Ky. National Guard Releases Heavily Redacted Review of Louisville Deployment
An administrative investigation into the Kentucky National Guard’s fatal deployment to Louisville last summer concluded that soldiers followed proper training and procedures when responding to protests — and when officers returned gunfire and killed David McAtee.
But how the investigation drew those conclusions and what lessons they learned from the deployment remain secret, because most of the documents provided to the Kentucky Center for Investigative Reporting in response to an open records request are heavily redacted.
The guard has refused to name the soldier who shot David McAtee or the unit they were part of, and nearly all the recommendations for future crowd control deployments were completely blacked out.
Kentucky National Guard spokesperson Lt. Col. Stephen Martin said in an email that most of the details and recommendations won’t be shared with the public “due to operational security and protection of the force requirements.”
Specific information related to the killing of McAtee was withheld at the request of the Department of Justice, which is still conducting its own investigation into the shooting and asked the guard not to release information that could be used in federal prosecutions.
KyCIR first requested the documents last July, and the investigation was projected to be complete soon after. National Guard spokesperson Martin said as recently as this month that the report was not finished, citing “other priorities” for the investigators. But the after-action report is dated in late June 2020, and the administrative investigation is dated Aug. 30, 2020.

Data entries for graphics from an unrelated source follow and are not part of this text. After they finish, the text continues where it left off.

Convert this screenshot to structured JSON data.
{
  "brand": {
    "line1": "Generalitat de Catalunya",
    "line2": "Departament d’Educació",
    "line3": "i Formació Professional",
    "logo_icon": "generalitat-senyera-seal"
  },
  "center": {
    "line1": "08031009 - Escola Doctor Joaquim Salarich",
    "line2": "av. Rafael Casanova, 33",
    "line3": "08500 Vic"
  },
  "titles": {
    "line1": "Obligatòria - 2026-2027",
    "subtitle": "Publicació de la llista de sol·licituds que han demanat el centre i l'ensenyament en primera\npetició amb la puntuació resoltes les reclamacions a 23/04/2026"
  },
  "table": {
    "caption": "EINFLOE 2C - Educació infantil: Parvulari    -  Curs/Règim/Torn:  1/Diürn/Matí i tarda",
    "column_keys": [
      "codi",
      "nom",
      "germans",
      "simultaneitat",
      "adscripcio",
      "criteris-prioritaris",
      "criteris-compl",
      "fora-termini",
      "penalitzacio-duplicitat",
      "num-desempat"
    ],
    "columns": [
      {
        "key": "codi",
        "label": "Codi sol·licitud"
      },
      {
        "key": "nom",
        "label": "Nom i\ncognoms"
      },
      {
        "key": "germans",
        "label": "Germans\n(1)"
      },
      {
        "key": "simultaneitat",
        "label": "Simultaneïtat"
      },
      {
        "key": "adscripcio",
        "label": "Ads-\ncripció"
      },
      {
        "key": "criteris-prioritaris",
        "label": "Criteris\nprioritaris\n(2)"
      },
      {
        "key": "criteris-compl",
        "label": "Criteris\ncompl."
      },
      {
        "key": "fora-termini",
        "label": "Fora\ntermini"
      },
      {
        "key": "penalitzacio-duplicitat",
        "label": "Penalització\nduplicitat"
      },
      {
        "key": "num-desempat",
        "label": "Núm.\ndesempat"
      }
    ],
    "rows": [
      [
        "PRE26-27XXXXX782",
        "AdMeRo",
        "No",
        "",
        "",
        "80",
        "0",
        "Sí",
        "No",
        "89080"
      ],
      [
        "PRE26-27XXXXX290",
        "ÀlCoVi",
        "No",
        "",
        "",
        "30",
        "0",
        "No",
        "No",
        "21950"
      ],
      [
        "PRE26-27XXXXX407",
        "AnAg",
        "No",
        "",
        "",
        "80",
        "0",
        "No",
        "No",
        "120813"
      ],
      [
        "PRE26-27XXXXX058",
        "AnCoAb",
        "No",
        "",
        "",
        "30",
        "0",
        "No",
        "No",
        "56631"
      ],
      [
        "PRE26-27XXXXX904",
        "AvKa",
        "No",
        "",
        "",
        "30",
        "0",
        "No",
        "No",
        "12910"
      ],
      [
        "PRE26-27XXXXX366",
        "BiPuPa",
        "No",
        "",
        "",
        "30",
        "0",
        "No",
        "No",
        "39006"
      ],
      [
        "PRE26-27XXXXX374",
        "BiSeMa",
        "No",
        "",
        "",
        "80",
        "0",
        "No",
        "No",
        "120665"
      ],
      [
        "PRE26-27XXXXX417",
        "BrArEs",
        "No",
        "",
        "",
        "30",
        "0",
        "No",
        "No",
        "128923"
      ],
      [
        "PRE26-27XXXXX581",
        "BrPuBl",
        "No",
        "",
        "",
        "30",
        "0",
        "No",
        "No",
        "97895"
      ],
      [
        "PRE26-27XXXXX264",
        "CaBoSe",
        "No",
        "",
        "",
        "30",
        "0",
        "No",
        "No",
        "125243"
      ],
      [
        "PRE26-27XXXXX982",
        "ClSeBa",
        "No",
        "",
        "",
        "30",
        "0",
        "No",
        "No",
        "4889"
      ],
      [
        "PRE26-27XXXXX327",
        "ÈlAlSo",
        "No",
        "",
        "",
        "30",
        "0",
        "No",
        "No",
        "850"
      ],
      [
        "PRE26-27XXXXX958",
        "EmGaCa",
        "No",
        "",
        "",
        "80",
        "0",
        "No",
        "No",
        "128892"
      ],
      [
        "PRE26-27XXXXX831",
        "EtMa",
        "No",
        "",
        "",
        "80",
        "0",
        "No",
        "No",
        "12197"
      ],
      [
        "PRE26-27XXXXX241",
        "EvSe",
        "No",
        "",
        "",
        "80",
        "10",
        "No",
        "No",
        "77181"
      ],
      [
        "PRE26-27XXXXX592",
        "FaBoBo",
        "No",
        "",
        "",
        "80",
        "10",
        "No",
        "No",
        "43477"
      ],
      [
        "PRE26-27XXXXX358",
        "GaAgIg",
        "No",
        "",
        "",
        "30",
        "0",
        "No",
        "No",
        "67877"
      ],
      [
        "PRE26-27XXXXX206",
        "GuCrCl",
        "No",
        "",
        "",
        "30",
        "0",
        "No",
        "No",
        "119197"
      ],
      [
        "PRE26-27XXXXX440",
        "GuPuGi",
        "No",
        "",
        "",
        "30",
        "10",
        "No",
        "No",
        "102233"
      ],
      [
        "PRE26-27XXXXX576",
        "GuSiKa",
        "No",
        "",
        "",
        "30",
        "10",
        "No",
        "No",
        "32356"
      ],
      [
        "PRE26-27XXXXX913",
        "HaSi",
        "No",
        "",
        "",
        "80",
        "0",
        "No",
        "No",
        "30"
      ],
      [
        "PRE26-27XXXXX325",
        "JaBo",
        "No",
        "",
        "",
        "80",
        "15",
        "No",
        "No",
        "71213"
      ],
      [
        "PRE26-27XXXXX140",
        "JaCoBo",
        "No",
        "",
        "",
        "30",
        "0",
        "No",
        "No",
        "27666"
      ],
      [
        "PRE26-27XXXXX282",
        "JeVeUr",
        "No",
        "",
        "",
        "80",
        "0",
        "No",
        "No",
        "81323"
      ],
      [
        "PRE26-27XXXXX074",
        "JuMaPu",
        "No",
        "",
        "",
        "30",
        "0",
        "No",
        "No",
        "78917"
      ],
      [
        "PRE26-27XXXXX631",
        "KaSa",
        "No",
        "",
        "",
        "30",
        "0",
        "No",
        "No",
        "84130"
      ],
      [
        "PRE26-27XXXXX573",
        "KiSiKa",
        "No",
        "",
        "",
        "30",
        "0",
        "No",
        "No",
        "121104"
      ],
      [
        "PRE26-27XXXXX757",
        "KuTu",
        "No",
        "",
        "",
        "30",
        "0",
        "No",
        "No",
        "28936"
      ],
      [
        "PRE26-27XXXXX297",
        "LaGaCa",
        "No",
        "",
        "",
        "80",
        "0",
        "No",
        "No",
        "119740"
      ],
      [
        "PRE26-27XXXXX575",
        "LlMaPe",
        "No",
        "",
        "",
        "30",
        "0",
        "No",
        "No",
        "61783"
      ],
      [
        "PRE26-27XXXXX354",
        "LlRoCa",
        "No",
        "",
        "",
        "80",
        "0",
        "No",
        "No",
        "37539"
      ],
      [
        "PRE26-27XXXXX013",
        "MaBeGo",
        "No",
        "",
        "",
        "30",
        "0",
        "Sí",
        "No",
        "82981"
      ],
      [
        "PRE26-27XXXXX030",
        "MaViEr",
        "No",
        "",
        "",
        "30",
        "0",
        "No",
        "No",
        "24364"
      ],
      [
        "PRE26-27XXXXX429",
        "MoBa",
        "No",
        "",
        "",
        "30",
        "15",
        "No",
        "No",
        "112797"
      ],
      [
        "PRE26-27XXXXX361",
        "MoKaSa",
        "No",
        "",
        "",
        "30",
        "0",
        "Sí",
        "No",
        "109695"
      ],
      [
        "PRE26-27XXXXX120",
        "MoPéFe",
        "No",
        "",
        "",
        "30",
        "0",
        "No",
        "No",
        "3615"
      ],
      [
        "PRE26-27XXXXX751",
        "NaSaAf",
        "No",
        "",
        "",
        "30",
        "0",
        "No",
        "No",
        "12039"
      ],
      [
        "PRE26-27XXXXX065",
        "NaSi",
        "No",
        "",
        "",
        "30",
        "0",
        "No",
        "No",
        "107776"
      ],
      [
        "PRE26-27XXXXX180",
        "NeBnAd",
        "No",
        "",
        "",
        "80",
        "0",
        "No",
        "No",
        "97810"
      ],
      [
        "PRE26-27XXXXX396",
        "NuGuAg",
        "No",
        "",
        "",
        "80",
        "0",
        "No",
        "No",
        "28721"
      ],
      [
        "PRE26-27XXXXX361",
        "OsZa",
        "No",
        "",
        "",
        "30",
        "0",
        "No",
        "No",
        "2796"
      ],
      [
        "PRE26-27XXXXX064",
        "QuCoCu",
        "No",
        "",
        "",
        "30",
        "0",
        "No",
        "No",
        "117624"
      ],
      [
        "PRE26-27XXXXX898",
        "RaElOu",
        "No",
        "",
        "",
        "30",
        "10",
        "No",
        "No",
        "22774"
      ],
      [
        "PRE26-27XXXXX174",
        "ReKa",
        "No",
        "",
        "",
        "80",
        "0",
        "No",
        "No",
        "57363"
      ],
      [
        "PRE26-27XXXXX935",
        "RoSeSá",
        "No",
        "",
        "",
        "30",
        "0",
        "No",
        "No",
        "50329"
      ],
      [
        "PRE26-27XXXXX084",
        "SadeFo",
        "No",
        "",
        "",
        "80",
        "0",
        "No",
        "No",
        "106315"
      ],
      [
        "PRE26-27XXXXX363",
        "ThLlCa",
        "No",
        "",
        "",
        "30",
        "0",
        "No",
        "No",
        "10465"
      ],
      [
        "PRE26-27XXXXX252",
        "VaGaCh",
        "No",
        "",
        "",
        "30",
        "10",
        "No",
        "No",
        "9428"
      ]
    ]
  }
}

When asked why the report wasn’t released sooner, Martin said the report was subject to a review through the chain of command. He provided a letter from the guard’s attorney saying the legal review was complete; that letter was dated the afternoon of May 5, the same day KyCIR published a story about the delayed release of the report.
The McAtee Investigation
Gov. Andy Beshear activated the guard on May 30 to support law enforcement in Louisville after large protests over the police killing of Breonna Taylor erupted downtown. Beshear’s activation order says he was calling in the National Guard “for the purposes of protecting lives and property and enforcing the laws of the Commonwealth.”
The records released this week include the “mission tasking order” from that deployment, which explains the threats the guard was called to respond to and the specific instructions given to deployed soldiers, but that information is all redacted.
After midnight on June 1, after the protests downtown had dispersed, soldiers accompanied Louisville Metro Police officers to the West End, where a large and predominantly Black crowd was gathered in a parking lot at the corner of 26th Street and West Broadway. LMPD officers fired pepper balls into the crowd and at McAtee’s restaurant, Yaya’s BBQ. As people ran into his restaurant, McAtee leaned out the door and fired a shot; when he leaned out a second time, two LMPD officers and two members of the National Guard fired their weapons. A Guardsman fired the only bullet that struck and killed McAtee.
The National Guard ended its mission in Louisville on June 7.
By then, Brigadier General Bryan Howay had already commissioned an investigator from the Indiana National Guard to answer a few questions raised in the wake of McAtee’s killing.
Those questions included:
- Why was this particular (and to the public, unnamed) unit tasked with this mission?
- Were they properly trained in crowd control?
- Were they qualified to use the M-4 rifles they carried and fired when they shot McAtee?
- Were they given specific instructions on use of force during the mission?
- And was their use of force consistent with the mission, command policy and state law?
On each point, the investigative officer, Brigadier General Steven T. King of the Indiana National Guard, found the guard members were prepared, well trained and acted lawfully.
The After-Action Review
The after-action review included 66 recommendations, but only three were made public. One noted that the guard should continue to provide soldiers with resources around behavioral health. The other two dealt with personnel reports.
The review did include one “overall recommendation”: that the Kentucky National Guard develop response guidelines and make sure command staff can deliver on the responses for similar actions.
But much of the specifics contained in the review are redacted. Even a paragraph explaining the concept of an after-action report was deemed by the guard to be private.
A timeline of the events of early June was redacted, according to the guard, because revealing the information has a “reasonable likelihood” of threatening public safety.
When asked to summarize what the National Guard would do differently while responding to future protests, Martin of the Kentucky National Guard said only that the records were not releasable.